African Heart, No Darkness
In his novels Achebe can also be unsparing. Things Fall Apart and Arrow of God (1964) portray village life before the arrival of colonialism as rich, complex and quasi-democratic, but also as sometimes violent, a place where newborn twins are left in the Evil Forest to die and a young boy is sacrificed when the Oracle of the Hills and the Caves demands it. No Longer at Ease (1960), set in the fifties, shows, with excruciating tension, a young government official sliding into corruption under the competing pressures of trying to do an honest job but simultaneously look out for his home village--the very people who helped pay for the education that qualified him for his government post in the first place.
In A Man of the People (1966), greed and tribalism undermine formal democracy in the years just after independence, clearing the way for the first of many military coups; the book's humor cannot fully obscure what is at bottom a depressing tale of hopes dashed. And Anthills of the Savannah (1987) delivers a more sinister picture of a military dictator who suppresses reports of drought and famine and then orders the death of a courageous newspaper editor who had once been his high school classmate and friend. Anthills is especially chilling because His Excellency is neither clown nor maniac but a successful, charismatic man whom Achebe shows to be subtly but inexorably corrupted by power and his fear of losing it.

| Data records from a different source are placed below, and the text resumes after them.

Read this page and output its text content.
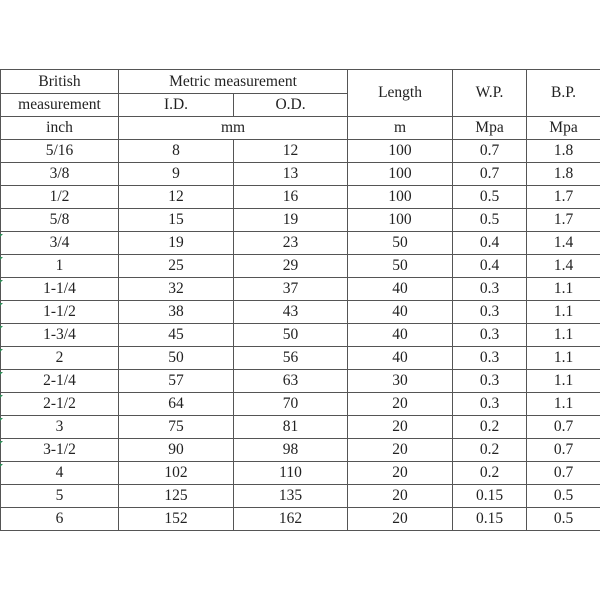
British	Metric measurement		Length	W.P.	B.P.
measurement	I.D.	O.D.			
inch	mm		m	Mpa	Mpa
5/16	8	12	100	0.7	1.8
3/8	9	13	100	0.7	1.8
1/2	12	16	100	0.5	1.7
5/8	15	19	100	0.5	1.7
3/4	19	23	50	0.4	1.4
1	25	29	50	0.4	1.4
1-1/4	32	37	40	0.3	1.1
1-1/2	38	43	40	0.3	1.1
1-3/4	45	50	40	0.3	1.1
2	50	56	40	0.3	1.1
2-1/4	57	63	30	0.3	1.1
2-1/2	64	70	20	0.3	1.1
3	75	81	20	0.2	0.7
3-1/2	90	98	20	0.2	0.7
4	102	110	20	0.2	0.7
5	125	135	20	0.15	0.5
6	152	162	20	0.15	0.5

Achebe's five novels are so accurate and insightful about Africa's history over the past century that you could teach an entire course in politics and culture around them. The best proof of his honesty is his continuing popularity in Africa; few Africans would remain interested in him if he were not telling the truth about how hard life there can be.

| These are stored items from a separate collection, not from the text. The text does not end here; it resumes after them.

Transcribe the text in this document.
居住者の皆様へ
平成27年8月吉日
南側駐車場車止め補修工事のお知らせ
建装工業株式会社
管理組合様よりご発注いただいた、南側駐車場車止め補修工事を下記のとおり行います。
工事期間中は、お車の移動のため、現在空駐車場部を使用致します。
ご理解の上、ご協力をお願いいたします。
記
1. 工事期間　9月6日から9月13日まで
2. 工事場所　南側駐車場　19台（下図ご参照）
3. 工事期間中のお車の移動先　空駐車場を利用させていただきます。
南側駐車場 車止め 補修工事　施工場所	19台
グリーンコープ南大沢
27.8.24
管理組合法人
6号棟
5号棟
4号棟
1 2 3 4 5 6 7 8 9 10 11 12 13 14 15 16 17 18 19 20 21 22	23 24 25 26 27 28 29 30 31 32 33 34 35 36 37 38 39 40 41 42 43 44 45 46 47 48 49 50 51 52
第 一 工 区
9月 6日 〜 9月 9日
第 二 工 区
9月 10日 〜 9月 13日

So just where does Achebe differ from Naipaul, given that on the surface both men portray an Africa marred by corruption and violence? In Home and Exile Achebe indicates the difference eloquently, explaining that the new African writers of his generation had "one common thread running through it all: the thread of a shared humanity linking the author to the world of his creation; a sense that even in the most tempting moments of grave disappointment with this world, the author remains painfully aware that he is of the same flesh and blood, the same humanity as its human inhabitants."
It is here that Naipaul and Conrad fail dismally. They see Africa as cursed, a place where evil and degradation are somehow intrinsic to its people and inherent in the dark land itself. But the crisis in parts of Africa today is by no means inevitable, nor are its origins entirely local. It is the product of human actions, of stagnation caused in large part by an unjust international economic order, including crushing levels of debt, and by the global trade in weapons and diamonds. This economic depression has contributed to the rise of dictators (often backed by the West, openly or tacitly) in some places and failed states and vicious profiteering warlords in others.
An imperfect but useful parallel would be Europe in the thirties--high rates of unemployment, unstable, disfigured by dictatorships and war (in Spain) that would spread across the continent. Europe's rapid recovery after 1945 proves that chaos was neither ingrained in its people nor embedded in the European landscape.
In the end Achebe is not asking the rest of the world to go to the other extreme, to revere Africa as a source of superior, tribal wisdom. All he wants, as he writes in critiquing Conrad, is for the West to start to look at Africa as "quite simply a continent of people--not angels, but not rudimentary souls either--just people, often highly gifted people and often strikingly successful in their enterprise with life and society."
Achebe's own exemplary life and work are helping to make this eloquent request real. He is by no means the only writer who portrays Africa's complexity and humanity. Others of this generous spirit include his fellow Nigerian Wole Soyinka; Ngugi wa Thiong'o, exiled from Kenya; the Senegalese writer and filmmaker Sembène Ousmane; and Bessie Head, who fled apartheid to live and write in Botswana before her untimely death in 1986.
Chinua Achebe's influence should go on and on, outliving petty African warlords and small-minded Western writers alike, teaching and reminding that all humankind is one.